Buy Buy: “Acquisitions”
Saj Ahmad, Chief Analyst, StrategicAero Research, told AMEinfo that airlines were effectively investing in new products, but also mitigating against fluctuating oil and fuel prices as well as the competitive pressure from other rivals.
“To stay ahead of the curve, new investment in aircraft is necessary because passengers want value for money as well as being able to fly on jets that have modern amenities like Wi-Fi and other features,” he said.
Amenities on airplanes may range from flying nanny program, to television screens with free channels, or the possibility of taking a refreshing shower.
The tourism sector is exponentially growing in the region, with the arrival of important events, namely Expo 2020 and 2022 World Cup in Qatar, but also with mega city-by-the-sea developments in Saudi, such as the $500bn NEOM and 50 offshore virgin red sea islands, among other projects in the GCC.

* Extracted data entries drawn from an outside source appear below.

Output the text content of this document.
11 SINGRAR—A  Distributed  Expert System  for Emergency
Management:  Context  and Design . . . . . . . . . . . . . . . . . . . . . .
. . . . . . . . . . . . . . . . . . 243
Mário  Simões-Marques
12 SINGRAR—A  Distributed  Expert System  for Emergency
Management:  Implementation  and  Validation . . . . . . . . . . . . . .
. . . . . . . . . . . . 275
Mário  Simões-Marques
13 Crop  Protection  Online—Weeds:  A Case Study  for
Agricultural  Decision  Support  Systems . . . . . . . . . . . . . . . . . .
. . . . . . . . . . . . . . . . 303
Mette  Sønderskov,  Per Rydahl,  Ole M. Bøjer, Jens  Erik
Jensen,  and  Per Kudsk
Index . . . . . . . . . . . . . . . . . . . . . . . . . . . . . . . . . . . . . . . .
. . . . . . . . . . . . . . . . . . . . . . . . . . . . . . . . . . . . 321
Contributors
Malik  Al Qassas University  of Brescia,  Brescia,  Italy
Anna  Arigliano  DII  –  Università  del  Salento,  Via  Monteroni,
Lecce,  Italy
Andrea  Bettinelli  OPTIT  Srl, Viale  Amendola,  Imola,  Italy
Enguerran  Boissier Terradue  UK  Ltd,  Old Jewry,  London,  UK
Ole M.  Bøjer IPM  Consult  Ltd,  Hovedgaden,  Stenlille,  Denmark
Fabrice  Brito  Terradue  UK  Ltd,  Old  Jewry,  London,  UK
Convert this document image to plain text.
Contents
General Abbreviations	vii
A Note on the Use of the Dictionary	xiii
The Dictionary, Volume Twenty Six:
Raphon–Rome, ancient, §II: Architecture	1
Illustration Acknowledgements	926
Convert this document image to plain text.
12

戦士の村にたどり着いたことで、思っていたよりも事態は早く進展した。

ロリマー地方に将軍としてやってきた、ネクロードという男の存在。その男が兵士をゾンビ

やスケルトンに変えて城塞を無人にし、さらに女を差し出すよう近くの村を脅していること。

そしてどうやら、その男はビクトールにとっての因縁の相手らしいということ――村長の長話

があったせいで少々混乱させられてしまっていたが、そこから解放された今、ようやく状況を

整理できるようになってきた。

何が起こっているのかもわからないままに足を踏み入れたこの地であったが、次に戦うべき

Airlines need to cater to this rising demand for flights.
Expo 2020, which will open on October 20, 2020 until April 2021, is set to attract 25 million visitors, and up to 1.3 million football fans are expected to turn out for the 2022 World Cup in Qatar, according to Doha News.
“Airlines have to be agile to market changes and adapt to the market demands of passengers as well as moves by rivals – whether it be pricing, services or routes,” he said.
He also noted that airlines were buying more airplanes to cater to the rising demand for flights by passengers.